One fine morning, locked away in an apartment with a bunch of talented producers and song writers; we had been in the recording camp for about a month. A particular beat from the previous night kept resounding in my head. The phenomenal producer who made the beat saw me mumbling some words and she said, “yo! That vibe is lit, do it again, this time be audible, say the words.” I didn’t doubt her statement per se, I made contributions to the recording sessions, but I didn’t think I could provide the missing hook to a song. Any song.
She played the beat again. I said the words that came to mind with a little bit of rhythm and melody. “Playback: “guy! You sef Dey sing oh. Mad!” Grae said with an unexpected, surprised look on his face. “I love this, you got some skill though. Pure vibes.” Mask, began making videos as I recorded into the mic one more time. There was so much excitement to what I had just done and how good it complemented the song we were recording. A genuine vibe for a fact.
I liked what I heard, but I couldn’t even convince myself that it sounds really good despite how much it was loved.
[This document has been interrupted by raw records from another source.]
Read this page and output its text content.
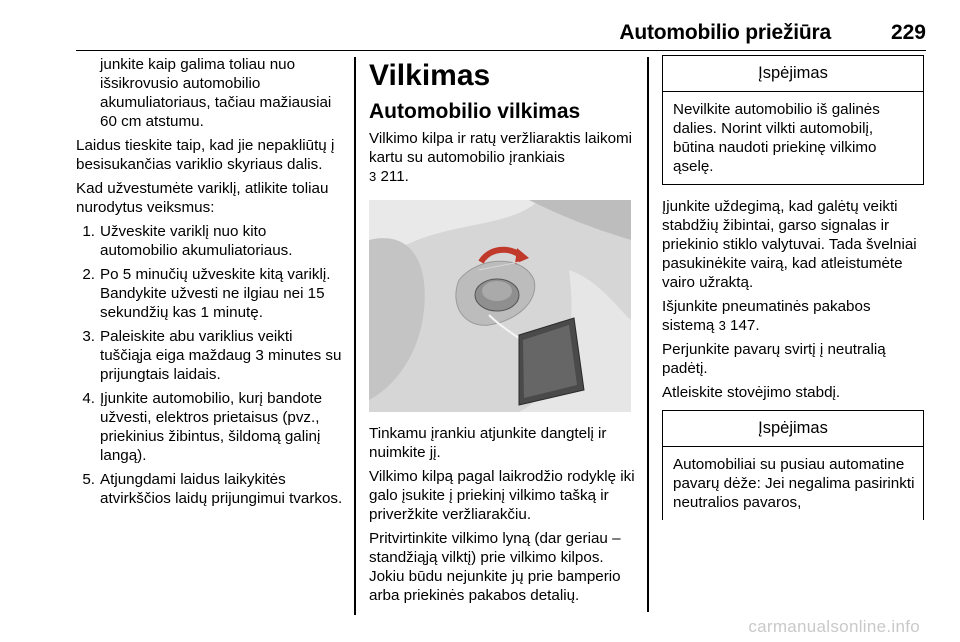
Automobilio priežiūra	229

junkite kaip galima toliau nuo išsikrovusio automobilio akumuliatoriaus, tačiau mažiausiai 60 cm atstumu.

Laidus tieskite taip, kad jie nepakliūtų į besisukančias variklio skyriaus dalis.

Kad užvestumėte variklį, atlikite toliau nurodytus veiksmus:

1. Užveskite variklį nuo kito automobilio akumuliatoriaus.
2. Po 5 minučių užveskite kitą variklį. Bandykite užvesti ne ilgiau nei 15 sekundžių kas 1 minutę.
3. Paleiskite abu variklius veikti tuščiąja eiga maždaug 3 minutes su prijungtais laidais.
4. Įjunkite automobilio, kurį bandote užvesti, elektros prietaisus (pvz., priekinius žibintus, šildomą galinį langą).
5. Atjungdami laidus laikykitės atvirkščios laidų prijungimui tvarkos.
Vilkimas
Automobilio vilkimas

Vilkimo kilpa ir ratų veržliaraktis laikomi kartu su automobilio įrankiais
3 211.

Tinkamu įrankiu atjunkite dangtelį ir nuimkite jį.

Vilkimo kilpą pagal laikrodžio rodyklę iki galo įsukite į priekinį vilkimo tašką ir priveržkite veržliarakčiu.

Pritvirtinkite vilkimo lyną (dar geriau – standžiąją vilktį) prie vilkimo kilpos. Jokiu būdu nejunkite jų prie bamperio arba priekinės pakabos detalių.

Įspėjimas
Nevilkite automobilio iš galinės dalies. Norint vilkti automobilį, būtina naudoti priekinę vilkimo ąselę.

Įjunkite uždegimą, kad galėtų veikti stabdžių žibintai, garso signalas ir priekinio stiklo valytuvai. Tada švelniai pasukinėkite vairą, kad atleistumėte vairo užraktą.

Išjunkite pneumatinės pakabos sistemą 3 147.

Perjunkite pavarų svirtį į neutralią padėtį.

Atleiskite stovėjimo stabdį.

Įspėjimas
Automobiliai su pusiau automatine pavarų dėže: Jei negalima pasirinkti neutralios pavaros,
carmanualsonline.info
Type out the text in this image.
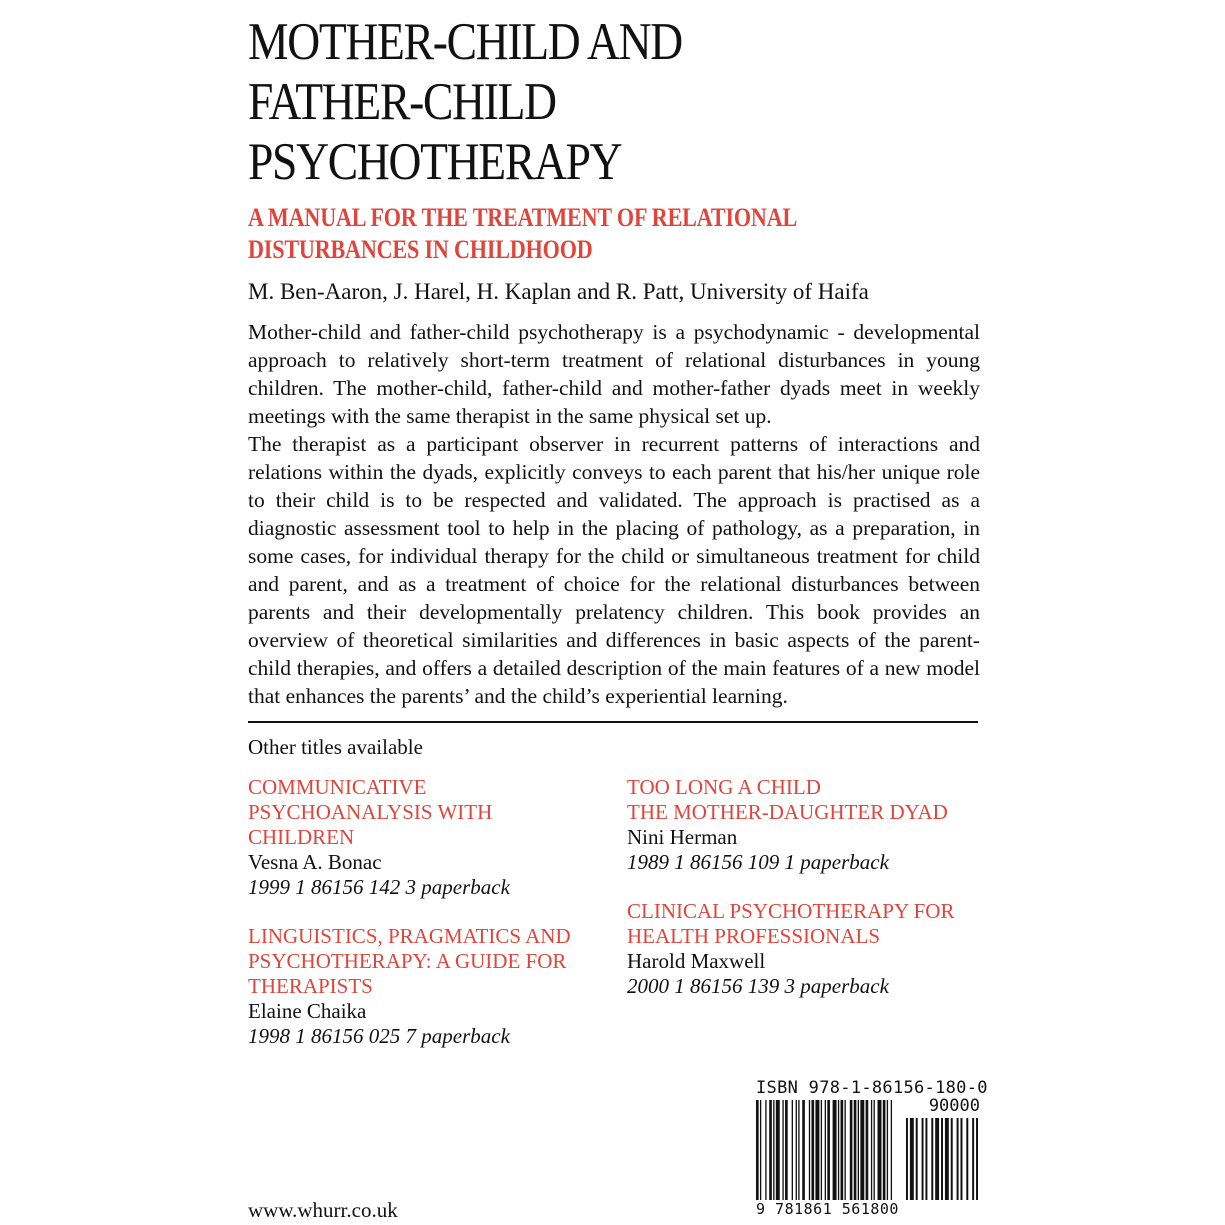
MOTHER-CHILD AND
FATHER-CHILD
PSYCHOTHERAPY
A MANUAL FOR THE TREATMENT OF RELATIONAL
DISTURBANCES IN CHILDHOOD
M. Ben-Aaron, J. Harel, H. Kaplan and R. Patt, University of Haifa

Mother-child and father-child psychotherapy is a psychodynamic - developmental approach to relatively short-term treatment of relational disturbances in young children. The mother-child, father-child and mother-father dyads meet in weekly meetings with the same therapist in the same physical set up.

The therapist as a participant observer in recurrent patterns of interactions and relations within the dyads, explicitly conveys to each parent that his/her unique role to their child is to be respected and validated. The approach is practised as a diagnostic assessment tool to help in the placing of pathology, as a preparation, in some cases, for individual therapy for the child or simultaneous treatment for child and parent, and as a treatment of choice for the relational disturbances between parents and their developmentally prelatency children. This book provides an overview of theoretical similarities and differences in basic aspects of the parent-child therapies, and offers a detailed description of the main features of a new model that enhances the parents’ and the child’s experiential learning.

Other titles available
COMMUNICATIVE
PSYCHOANALYSIS WITH
CHILDREN
Vesna A. Bonac
1999 1 86156 142 3 paperback
LINGUISTICS, PRAGMATICS AND
PSYCHOTHERAPY: A GUIDE FOR
THERAPISTS
Elaine Chaika
1998 1 86156 025 7 paperback
TOO LONG A CHILD
THE MOTHER-DAUGHTER DYAD
Nini Herman
1989 1 86156 109 1 paperback
CLINICAL PSYCHOTHERAPY FOR
HEALTH PROFESSIONALS
Harold Maxwell
2000 1 86156 139 3 paperback
ISBN 978-1-86156-180-0
90000
9 781861 561800
www.whurr.co.uk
It was at that moment, it was clear to me that I don’t have what it takes to be an artiste. I could be effective in other roles (direction, A&R, production, etc.) but definitely not as an artiste. I prefer being behind the scenes, sometimes don’t even bother about the credits, as long as there’s great result.
My artiste friend is a superstar because he’s the opposite version of me, musically. Talent aside, he knows what he’s doing. From the recording session, you can already tell that he is determined to have his name on the lips of music lovers. The aura of confidence with which he shares his musical content is so outstanding that one could easily, repeatedly stream a voice note of him making a joke, if it was on Apple Music. That’s one thing I learnt from him —
“No one should believe in you more than yourself. They can, but you have to be your biggest believer.”
It’s one thing to have a good product out there, it’s another to put it to great use. I understand that not everyone is extroverted, but just as a good music career relies on talent, strategy, branding, marketing, teamwork and of course risks and expenses, it is also built on character. Your music career is to an enormous extent, your personal journey. Having a good team, a label or the required funding, doesn’t make you bulletproof from failure. Infact, I would say it’s a slippery slope to failure.
The mastery of your art requires courage, dedication, determination, with consistent goal visualization. It is your personal responsibility, before any one else’s to see that your music career is heading in the direction you envision it. Ensuring your music journey isn’t cut short before you actualize your dreams involves you being open to possibilities and taking advantage of opportunities. You need to be actively involved in the growth of your music. Radio and TV will not do promotion for you (don’t think payment guarantees radio hits.) When someone loves your music, there’s a default motivation to share it. Don’t stop creating, sharing (avoid spamming as it can mar than make you), build a listener base, no matter how small, Carry them along, share milestones, Make moves.
There are several courses and guides online on music marketing, sponsored posts on Instagram, Twitter, Triller, YouTube ads, etc. some online radio stations even play songs for free. Don’t sit back and expect your “good music” to promote itself. People are always on the internet, if they don’t take a shot at your music now, they will later. if it is there on their timeline, one way or another. Sometimes it’s the energy you exude that builds the interest to listen or simply check you out. If you want to make an impact or a difference with your career, Get that energy up.